Wednesday, 28 February 2018

Focusing on gardening


We are heading for autumn. The late summer days are hot and dry, but a surprise rain shower fell over the weekend. Weekends are focused on gardening. In the process, we are getting in touch with the garden on a different level.

The pears after the rain
With Fungai in hospital, we have had to try to fit in the work that he would normally have completed during the week. That would include watering, mowing and trimming the edges of the lawn, weeding the vegetable and herb beds, deadheading the roses, harvesting the fruit and vegetables, and sweeping the stone pathways and stoeps.

The Crinum moorei in flower
Logistically, it is a crazy rush against time. We have to get the garden refuse, that which does not go into the compost bins, to the municipal dump before it closes at lunchtime on a Saturday. This means that I hardly have time to get to the butcher before they close at the same time.


Most businesses in Bonnievale close between 11:00 am and 1:00 pm on a Saturday and remain so for the rest of the weekend. This requires careful planning of the Saturday morning activities. Our Saturdays of late, rarely includes a visit to the town, as we head straight from breakfast to intensive gardening activities. I get the orchard, herb and vegetable gardens while Keith focuses on the rosarium, lawn and watering.


We pass each other where we rush from one task to another. Gone are leisurely lunches and afternoon relaxation on the lawn. The demands of the garden allows us to be in touch with its needs. I feel more connected to the garden again.

Close-up of a Brugmansia flower
A bit of a fright ensued when a raucous toad suddenly jumped next to my hand where I was cleaning the herbaceous border. It provided a moment for a breather. While I watched him, relieved that it was just a toad, he watched me cautiously in return. Deciding that I had the bigger surprise, off he hopped to find a quieter spot.


I encountered four lizards in different parts of the garden. I felt myself becoming more a part of the life and happenings of the garden than ever. Our weekends can be exhausting. But, it is a good exhaustion that comes with the satisfaction of connecting with one’s garden in a way that rekindles that intimacy.


Cutting the flowers of the Sweet Basil to prolong their productive life, I watched as the bees continued collecting nectar from the flowers in my hands. Following me to the compost bins, they foraged as much as possible from them before the flowers disappeared into the bins.

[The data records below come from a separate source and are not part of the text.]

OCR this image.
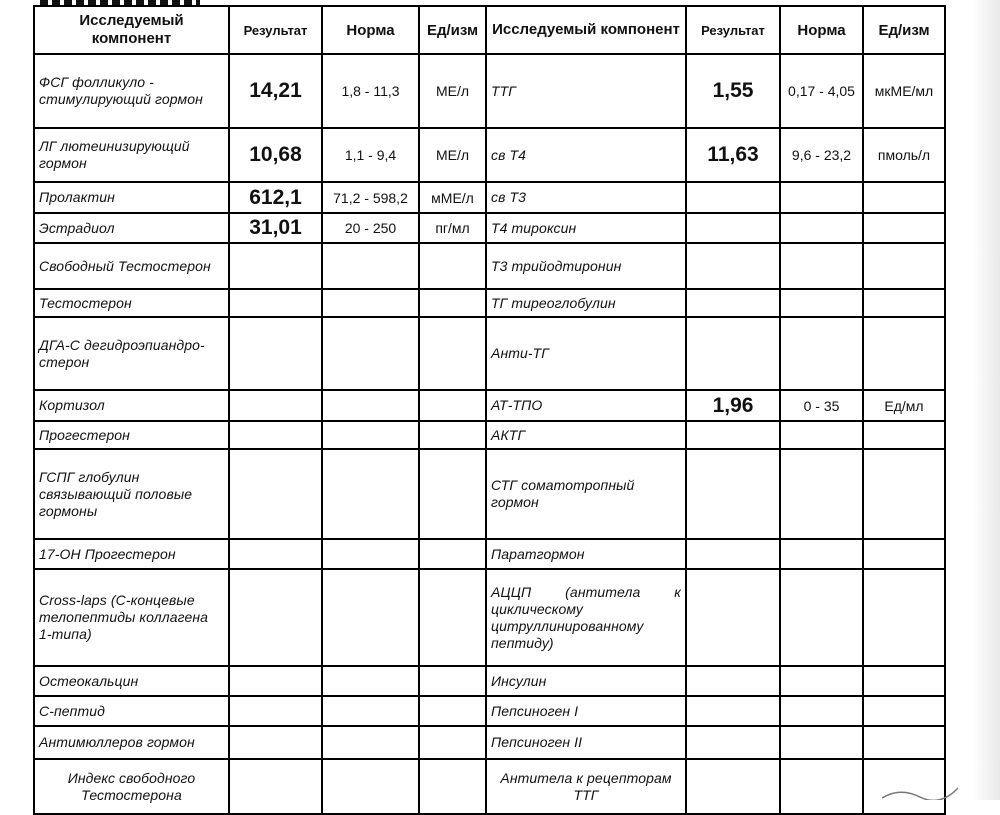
Исследуемый компонент	Результат	Норма	Ед/изм	Исследуемый компонент	Результат	Норма	Ед/изм
ФСГ фолликуло - стимулирующий гормон	14,21	1,8 - 11,3	МЕ/л	ТТГ	1,55	0,17 - 4,05	мкМЕ/мл
ЛГ лютеинизирующий гормон	10,68	1,1 - 9,4	МЕ/л	св Т4	11,63	9,6 - 23,2	пмоль/л
Пролактин	612,1	71,2 - 598,2	мМЕ/л	св Т3			
Эстрадиол	31,01	20 - 250	пг/мл	Т4 тироксин			
Свободный Тестостерон				Т3 трийодтиронин			
Тестостерон				ТГ тиреоглобулин			
ДГА-С дегидроэпиандро-стерон				Анти-ТГ			
Кортизол				АТ-ТПО	1,96	0 - 35	Ед/мл
Прогестерон				АКТГ			
ГСПГ глобулин связывающий половые гормоны				СТГ соматотропный гормон			
17-ОН Прогестерон				Паратгормон			
Cross-laps (C-концевые телопептиды коллагена 1-типа)				АЦЦП (антитела к циклическому цитруллинированному пептиду)			
Остеокальцин				Инсулин			
С-пептид				Пепсиноген I			
Антимюллеров гормон				Пепсиноген II			
Индекс свободного Тестостерона				Антитела к рецепторам ТТГ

The Friday overnight shower, left the garden feeling fresh and cool. Fruit and flowers glistened with crystal drops. The coolness made gardening a pleasure. Everything else becomes less important. So what if I missed the butcher. A healthy picking of fruit and vegetables provides for a healthy starter, main course and dessert.

Quinces
I did try to get acquainted with my new camera. But, with the lens focussed on the garden, I ensured that I stuck to required weekend tasks. The camera in my hand felt familiar. Like an old friend, but a more intelligent old friend. With all the new possibilities of a new model.


Through the camera, I could look at the garden in a different light. Giving me the chance to really appreciate the detail of the lilies and other plants currently in bloom. So I found myself focusing on the garden, in more ways than one. 

2 comments:

Keith Loynes said...

Congratulations on the new camera. Looking forward to seeing more of your beautiful images.